A group of rabbits embark on what is meant to be a journey from danger to safety. It becomes a journey through danger and into danger. Along the way, in moments of grueling boredom or ominous threat, one of the rabbits, Dandelion, entertains his fellow travelers with stories of the legendary rabbit El-ahrairah, a trickster-hero. El-ahrairah is shrewd and brave, but he uses these qualities for the sake of the people he leads – to protect, feed and shelter them.
In one of Dandelion’s final stories, just before the real rabbits are to face their most difficult challenge, El-ahrairah finds himself in a terrible dilemma. The rabbits he leads face certain destruction. He makes a solitary decision: to go to the Black Rabbit of Inle, the ruler of the underworld, and sacrifice himself for the sake of his rabbits. The Black Rabbit accepts the bargain, and is brutal in carrying it out. He mauls and humiliates El-ahrairah. He tears off his ears, severs his tail, plucks out his whiskers and sends him bloodied and mutilated home.

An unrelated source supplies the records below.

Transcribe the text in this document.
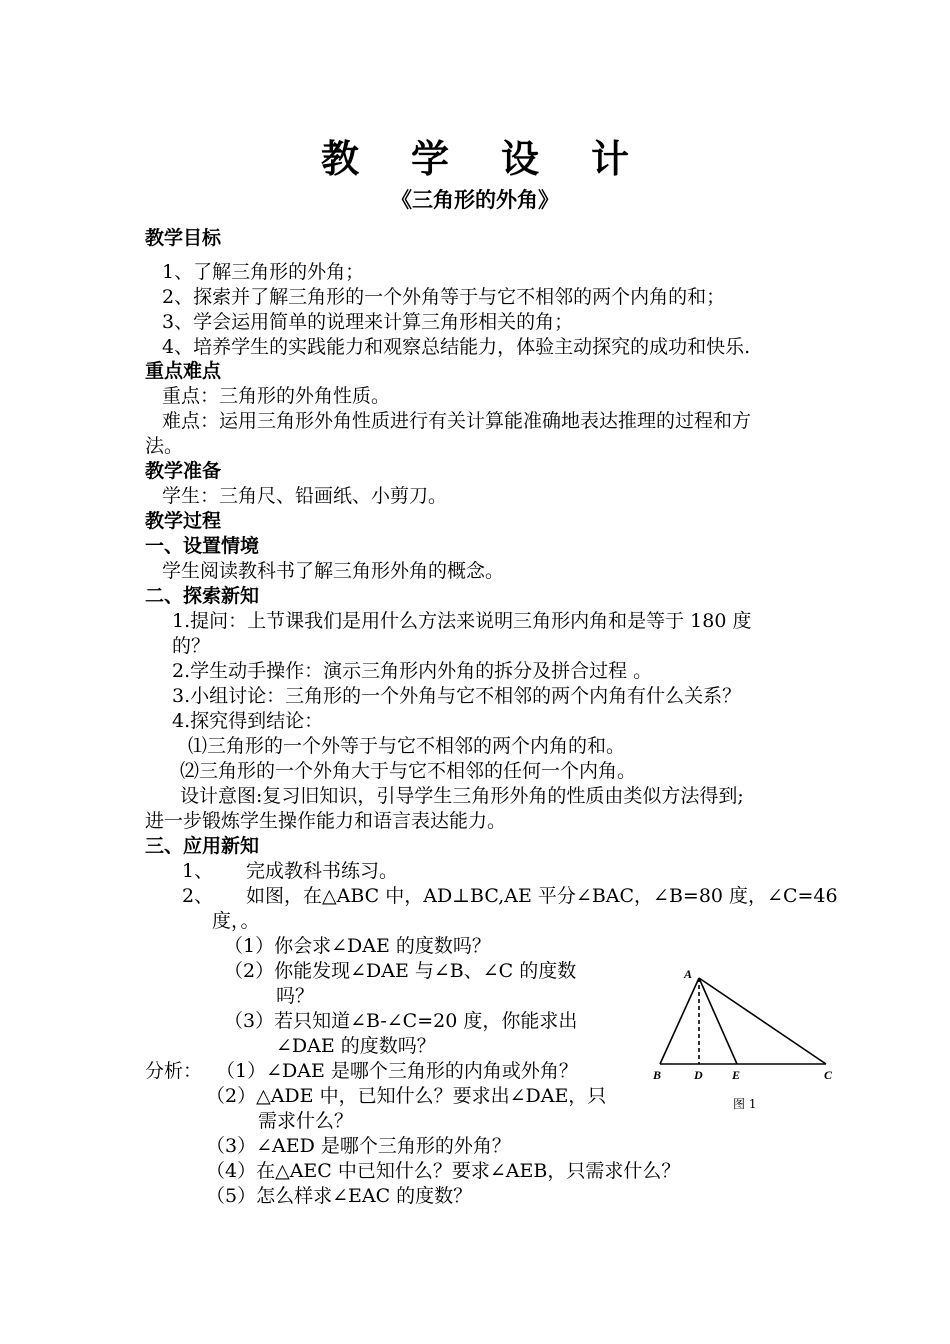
教学设计
《三角形的外角》
教学目标
1、了解三角形的外角；
2、探索并了解三角形的一个外角等于与它不相邻的两个内角的和；
3、学会运用简单的说理来计算三角形相关的角；
4、培养学生的实践能力和观察总结能力，体验主动探究的成功和快乐.
重点难点
重点：三角形的外角性质。
难点：运用三角形外角性质进行有关计算能准确地表达推理的过程和方
法。
教学准备
学生：三角尺、铅画纸、小剪刀。
教学过程
一、设置情境
学生阅读教科书了解三角形外角的概念。
二、探索新知
1.提问：上节课我们是用什么方法来说明三角形内角和是等于 180 度
的？
2.学生动手操作：演示三角形内外角的拆分及拼合过程 。
3.小组讨论：三角形的一个外角与它不相邻的两个内角有什么关系？
4.探究得到结论：
⑴三角形的一个外等于与它不相邻的两个内角的和。
⑵三角形的一个外角大于与它不相邻的任何一个内角。
设计意图:复习旧知识，引导学生三角形外角的性质由类似方法得到;
进一步锻炼学生操作能力和语言表达能力。
三、应用新知
1、 完成教科书练习。
2、 如图，在△ABC 中，AD⊥BC,AE 平分∠BAC，∠B=80 度，∠C=46
度，。
（1）你会求∠DAE 的度数吗？
（2）你能发现∠DAE 与∠B、∠C 的度数
吗？
（3）若只知道∠B-∠C=20 度，你能求出
∠DAE 的度数吗？
分析： （1）∠DAE 是哪个三角形的内角或外角？
（2）△ADE 中，已知什么？要求出∠DAE，只
需求什么？
（3）∠AED 是哪个三角形的外角？
（4）在△AEC 中已知什么？要求∠AEB，只需求什么？
（5）怎么样求∠EAC 的度数？
A
B	D E	C
图 1
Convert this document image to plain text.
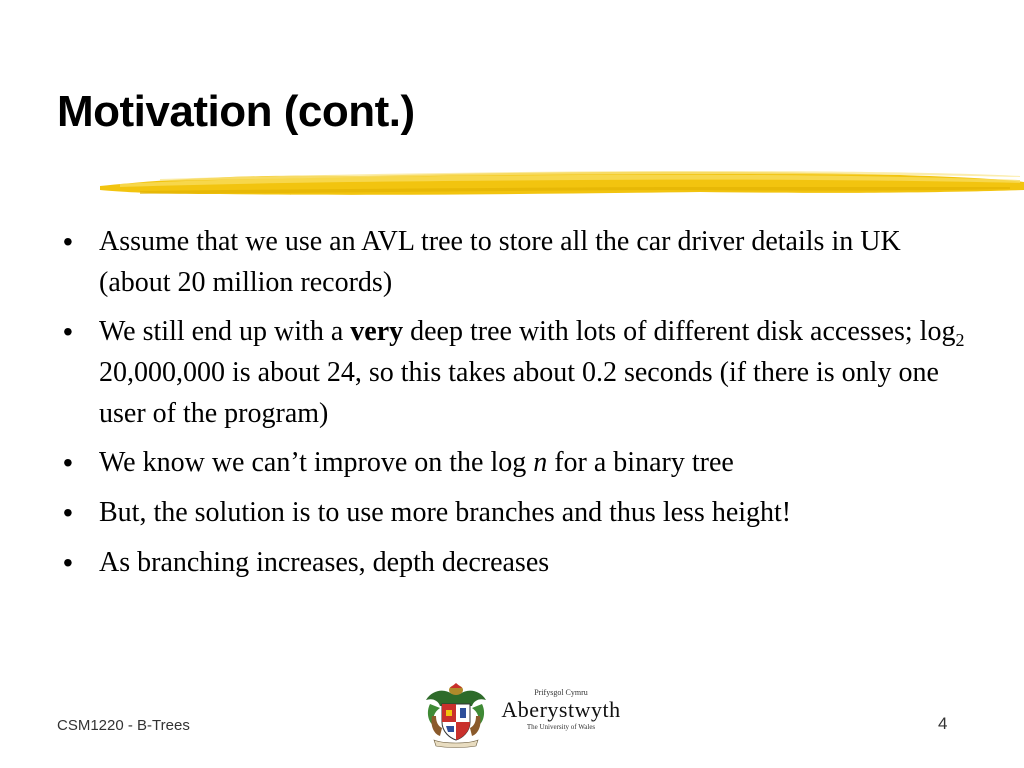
Motivation (cont.)
• Assume that we use an AVL tree to store all the car driver details in UK (about 20 million records)
• We still end up with a very deep tree with lots of different disk accesses; $\log_2 20,000,000$ is about 24, so this takes about 0.2 seconds (if there is only one user of the program)
• We know we can’t improve on the log n for a binary tree
• But, the solution is to use more branches and thus less height!
• As branching increases, depth decreases
CSM1220 - B-Trees
Prifysgol Cymru
Aberystwyth
The University of Wales	4
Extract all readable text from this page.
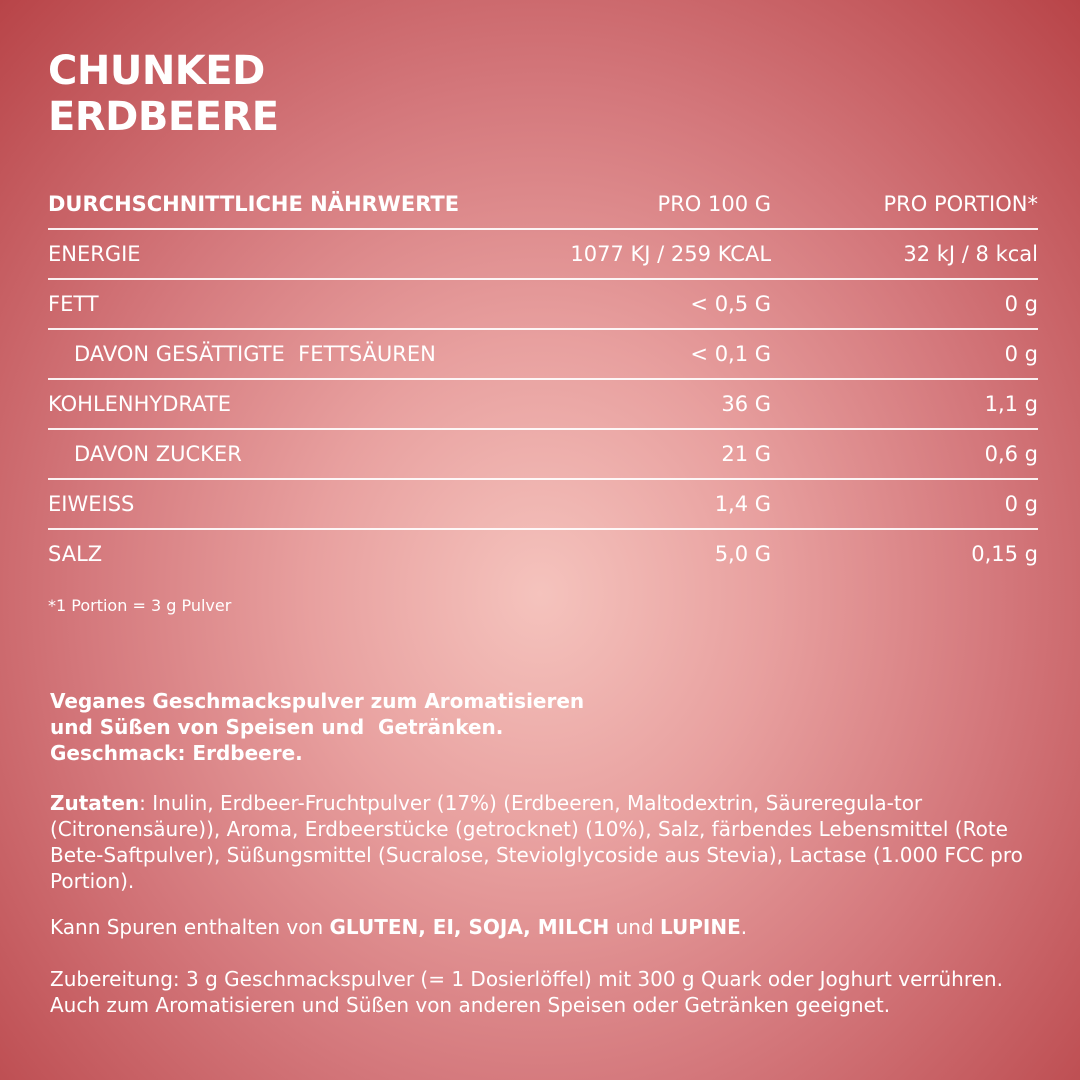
CHUNKED
ERDBEERE
DURCHSCHNITTLICHE NÄHRWERTE	PRO 100 G	PRO PORTION*
ENERGIE	1077 KJ / 259 KCAL	32 kJ / 8 kcal
FETT	< 0,5 G	0 g
DAVON GESÄTTIGTE  FETTSÄUREN	< 0,1 G	0 g
KOHLENHYDRATE	36 G	1,1 g
DAVON ZUCKER	21 G	0,6 g
EIWEISS	1,4 G	0 g
SALZ	5,0 G	0,15 g
*1 Portion = 3 g Pulver
Veganes Geschmackspulver zum Aromatisieren
und Süßen von Speisen und  Getränken.
Geschmack: Erdbeere.
Zutaten: Inulin, Erdbeer-Fruchtpulver (17%) (Erdbeeren, Maltodextrin, Säureregula-tor (Citronensäure)), Aroma, Erdbeerstücke (getrocknet) (10%), Salz, färbendes Lebensmittel (Rote Bete-Saftpulver), Süßungsmittel (Sucralose, Steviolglycoside aus Stevia), Lactase (1.000 FCC pro Portion).
Kann Spuren enthalten von GLUTEN, EI, SOJA, MILCH und LUPINE.
Zubereitung: 3 g Geschmackspulver (= 1 Dosierlöffel) mit 300 g Quark oder Joghurt verrühren. Auch zum Aromatisieren und Süßen von anderen Speisen oder Getränken geeignet.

It takes a long time for him to find his way there. When he arrives home, he finds a community that is safe, thriving, living in comfort and peace. They have been saved by his sacrifice, and yet no one cares. No one even notices. They ignore him. Some even make fun of his unsightly and gruesome appearance.
In the cool of the evening, El-ahrairah stands at the edge of the field. Lord Frith, the supreme ruler of all rabbits, gently comes alongside him. This is the scene:
As the light began to fail, he suddenly realized that Lord Frith was close beside him, among the leaves.
“Are you angry, El-ahrairah?” asked Lord Frith.
“No, my lord,” replied El-ahrairah. “I am not angry. But I have learned that with creatures one loves, suffering is not the only thing for which one may pity them. A rabbit who does not know when a gift has been given him is poorer than a slug, even though he may think otherwise.”
“Wisdom is found on the desolate hillside, El-ahrairah, where none comes to feed, and the stony banks where the rabbit scratches a hole in vain. But speaking of gifts, I have a few trifles for you….”
And with that, Lord Frith restores El-ahrairah to a state surpassing what he ever knew before.6
His light and momentary troubles achieved for him an eternal weight of glory that far outweighed them all (2 Corinthians 4:17). This is the reward to which we aspire. This is the hope of abundant life promised to us in the Son.
1 Mark Twain, The Adventures of Huckleberry Finn (New York: Fawcett Columbine, 1996), pp. 5-6.
2 Mark Buchanan, Things Unseen (Sisters, OR: Multnomah, 2002), p. 67.
3 A.W. Tozer, The Root of the Righteous (Camp Hill, PA: Christian Publications, 1955), p. 55.
4 C.S. Lewis, The Weight of Glory and Other Addresses (Grand Rapids: Eerdmans Publishing Co., 1965), pp. 94-95.
5 C.S. Lewis, Mere Christianity (New York: The Macmillan Company, 1960), pp. 120-121.
6 Richard Adams, Watership Down (Harmondsworth, Middlesex, England: Penguin Books, 1977), 287.